The game covers conflict on land, sea, and air, but also includes battle-spaces in near earth orbit and cyberspace. The core is a magnificent political system that provides control and understanding of the drivers for the conflict, and how those change as each side pursues objectives.

The game does not focus on kinetics. Units have neither combat strengths nor movement allowances. The variety of units in modern warfare requires a bit more creativity/open-mindedness than an old-school system could provide on a good day with a favorable tail wind. Each unit type has one or more Capabilities. Each Capability gives that unit one or more Missions that the unit can undertake. Missions from several units combine to create an Operation. Operations achieve objectives.

Each Operation type is associated with a specific Casualty Chain. A Casualty Chain is a collection of effects the target of the Operation can suffer

What is the scale?

That depends. In the original Millennium Wars, each game in the series had a unique scale. We standardized the scale in Millennium Wars Advanced, so that large seminars could conduct conflicts at a grand scale simultaneously, using a common framework. There are three core concepts that have scale in the game: Time, Area, and Units.
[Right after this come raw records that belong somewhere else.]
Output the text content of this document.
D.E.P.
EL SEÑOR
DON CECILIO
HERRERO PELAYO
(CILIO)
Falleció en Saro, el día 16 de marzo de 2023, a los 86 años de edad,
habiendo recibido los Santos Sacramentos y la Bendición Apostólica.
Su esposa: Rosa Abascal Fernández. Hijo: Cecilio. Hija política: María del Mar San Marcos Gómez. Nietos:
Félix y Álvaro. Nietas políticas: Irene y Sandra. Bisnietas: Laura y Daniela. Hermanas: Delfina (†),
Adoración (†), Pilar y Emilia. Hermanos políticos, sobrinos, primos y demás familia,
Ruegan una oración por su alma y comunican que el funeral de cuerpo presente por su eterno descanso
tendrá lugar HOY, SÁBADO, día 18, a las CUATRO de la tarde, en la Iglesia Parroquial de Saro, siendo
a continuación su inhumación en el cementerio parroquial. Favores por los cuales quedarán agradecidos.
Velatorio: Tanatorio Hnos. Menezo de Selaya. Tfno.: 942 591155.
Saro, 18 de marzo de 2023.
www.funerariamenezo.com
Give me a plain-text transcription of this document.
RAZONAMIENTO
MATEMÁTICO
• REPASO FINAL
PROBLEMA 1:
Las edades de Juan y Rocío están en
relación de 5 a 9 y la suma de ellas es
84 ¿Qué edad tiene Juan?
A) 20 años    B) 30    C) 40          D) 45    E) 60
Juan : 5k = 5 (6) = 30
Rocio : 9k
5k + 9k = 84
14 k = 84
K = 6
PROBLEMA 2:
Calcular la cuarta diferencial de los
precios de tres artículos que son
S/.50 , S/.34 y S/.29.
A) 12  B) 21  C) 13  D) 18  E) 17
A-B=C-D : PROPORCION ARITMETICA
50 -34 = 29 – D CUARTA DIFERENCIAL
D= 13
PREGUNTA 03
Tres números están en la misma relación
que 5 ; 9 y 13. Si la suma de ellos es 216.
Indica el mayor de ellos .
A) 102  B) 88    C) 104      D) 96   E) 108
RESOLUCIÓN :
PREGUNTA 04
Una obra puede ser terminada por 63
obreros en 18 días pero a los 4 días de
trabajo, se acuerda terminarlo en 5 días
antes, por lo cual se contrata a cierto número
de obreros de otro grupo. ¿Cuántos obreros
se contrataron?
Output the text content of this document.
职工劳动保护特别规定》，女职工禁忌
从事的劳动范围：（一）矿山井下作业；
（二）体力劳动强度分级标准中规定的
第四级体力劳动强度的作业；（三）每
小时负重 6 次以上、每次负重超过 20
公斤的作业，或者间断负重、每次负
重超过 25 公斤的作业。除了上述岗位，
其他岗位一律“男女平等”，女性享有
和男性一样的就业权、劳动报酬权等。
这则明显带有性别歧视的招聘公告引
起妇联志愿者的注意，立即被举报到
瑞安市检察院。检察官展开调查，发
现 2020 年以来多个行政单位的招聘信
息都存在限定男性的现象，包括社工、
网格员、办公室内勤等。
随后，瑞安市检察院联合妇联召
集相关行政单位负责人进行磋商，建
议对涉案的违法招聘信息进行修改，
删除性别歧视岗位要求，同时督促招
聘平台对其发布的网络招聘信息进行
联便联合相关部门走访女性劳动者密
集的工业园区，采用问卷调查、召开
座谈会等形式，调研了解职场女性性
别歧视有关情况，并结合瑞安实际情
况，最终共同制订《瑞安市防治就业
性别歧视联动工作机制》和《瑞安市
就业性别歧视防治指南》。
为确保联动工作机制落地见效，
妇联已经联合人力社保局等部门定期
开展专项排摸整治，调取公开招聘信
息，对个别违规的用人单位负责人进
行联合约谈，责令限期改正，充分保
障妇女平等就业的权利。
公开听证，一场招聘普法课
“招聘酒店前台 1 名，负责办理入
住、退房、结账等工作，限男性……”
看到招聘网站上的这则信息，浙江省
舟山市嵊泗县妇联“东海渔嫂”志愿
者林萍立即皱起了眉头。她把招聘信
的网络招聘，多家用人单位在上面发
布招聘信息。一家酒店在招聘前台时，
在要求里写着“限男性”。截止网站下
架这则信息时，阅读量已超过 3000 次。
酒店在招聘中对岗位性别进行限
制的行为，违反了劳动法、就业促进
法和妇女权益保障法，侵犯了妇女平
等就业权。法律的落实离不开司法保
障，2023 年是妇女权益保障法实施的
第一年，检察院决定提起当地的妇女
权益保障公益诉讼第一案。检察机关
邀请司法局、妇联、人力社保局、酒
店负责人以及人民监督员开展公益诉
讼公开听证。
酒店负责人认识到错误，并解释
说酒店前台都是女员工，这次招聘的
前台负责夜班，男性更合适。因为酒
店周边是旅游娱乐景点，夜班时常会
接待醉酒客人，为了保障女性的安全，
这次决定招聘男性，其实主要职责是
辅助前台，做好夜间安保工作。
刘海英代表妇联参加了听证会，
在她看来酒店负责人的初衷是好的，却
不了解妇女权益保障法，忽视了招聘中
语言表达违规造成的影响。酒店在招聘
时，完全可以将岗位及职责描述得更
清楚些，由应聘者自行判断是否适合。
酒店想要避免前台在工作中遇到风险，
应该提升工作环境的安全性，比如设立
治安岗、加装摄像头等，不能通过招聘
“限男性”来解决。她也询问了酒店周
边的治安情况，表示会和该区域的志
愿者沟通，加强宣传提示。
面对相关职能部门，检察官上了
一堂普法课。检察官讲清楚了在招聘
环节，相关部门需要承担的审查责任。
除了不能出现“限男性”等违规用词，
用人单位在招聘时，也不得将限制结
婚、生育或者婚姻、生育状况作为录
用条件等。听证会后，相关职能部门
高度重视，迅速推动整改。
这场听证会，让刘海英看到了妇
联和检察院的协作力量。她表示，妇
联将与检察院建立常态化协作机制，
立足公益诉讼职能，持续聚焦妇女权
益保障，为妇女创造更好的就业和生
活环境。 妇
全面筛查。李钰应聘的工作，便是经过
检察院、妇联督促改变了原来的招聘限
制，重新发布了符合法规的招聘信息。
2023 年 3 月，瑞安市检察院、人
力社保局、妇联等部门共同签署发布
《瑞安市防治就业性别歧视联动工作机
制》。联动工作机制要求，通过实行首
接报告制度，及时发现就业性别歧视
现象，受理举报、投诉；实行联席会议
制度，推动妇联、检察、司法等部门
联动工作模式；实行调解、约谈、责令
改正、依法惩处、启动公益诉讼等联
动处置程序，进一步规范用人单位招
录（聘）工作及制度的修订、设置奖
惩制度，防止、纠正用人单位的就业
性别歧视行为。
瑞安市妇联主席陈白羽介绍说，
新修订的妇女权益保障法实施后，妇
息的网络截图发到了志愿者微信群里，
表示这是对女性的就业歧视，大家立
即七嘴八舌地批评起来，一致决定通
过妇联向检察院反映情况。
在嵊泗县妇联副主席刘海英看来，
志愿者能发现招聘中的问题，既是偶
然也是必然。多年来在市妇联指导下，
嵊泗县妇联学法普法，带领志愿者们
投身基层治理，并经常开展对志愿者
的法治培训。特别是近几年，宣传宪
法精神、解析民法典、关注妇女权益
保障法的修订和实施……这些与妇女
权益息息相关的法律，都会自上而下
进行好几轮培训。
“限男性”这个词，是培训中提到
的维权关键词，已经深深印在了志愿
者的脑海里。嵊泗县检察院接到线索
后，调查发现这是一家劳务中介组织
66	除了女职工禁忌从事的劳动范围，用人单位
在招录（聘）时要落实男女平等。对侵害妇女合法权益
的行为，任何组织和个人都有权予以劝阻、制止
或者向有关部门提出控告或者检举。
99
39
In the time dimension, there are two scales: Political (PolScale) and Military (MilScale). PolScale is used when kinetic operations are at a very low intensity. Each turn represents about a month, and available missions focus on strategic intelligence gathering, building efforts, and infrastructure deployments. Kinetic and high-intesity operations are resolved at MilScale. MilScale is the more typical time scale used. Each MilScale turn represents approximately one day.

In the area dimension, there are also two scales: Strategic and Operational. Strategic Scale is rarely used, and does not even appear in States of Conflict. Each hex represents approximately 300km. It is used to deploy forces and visualize counter deployments at a strategic scale, with the entire theatre represented. Operational Scale is where the scrapping takes place. Hexes are about 10km across.

In the unit dimension, there is only one scale. Air units are wings. Land units are generally brigade size. Naval units are individual ships. Offboard assets can be agency size or smaller.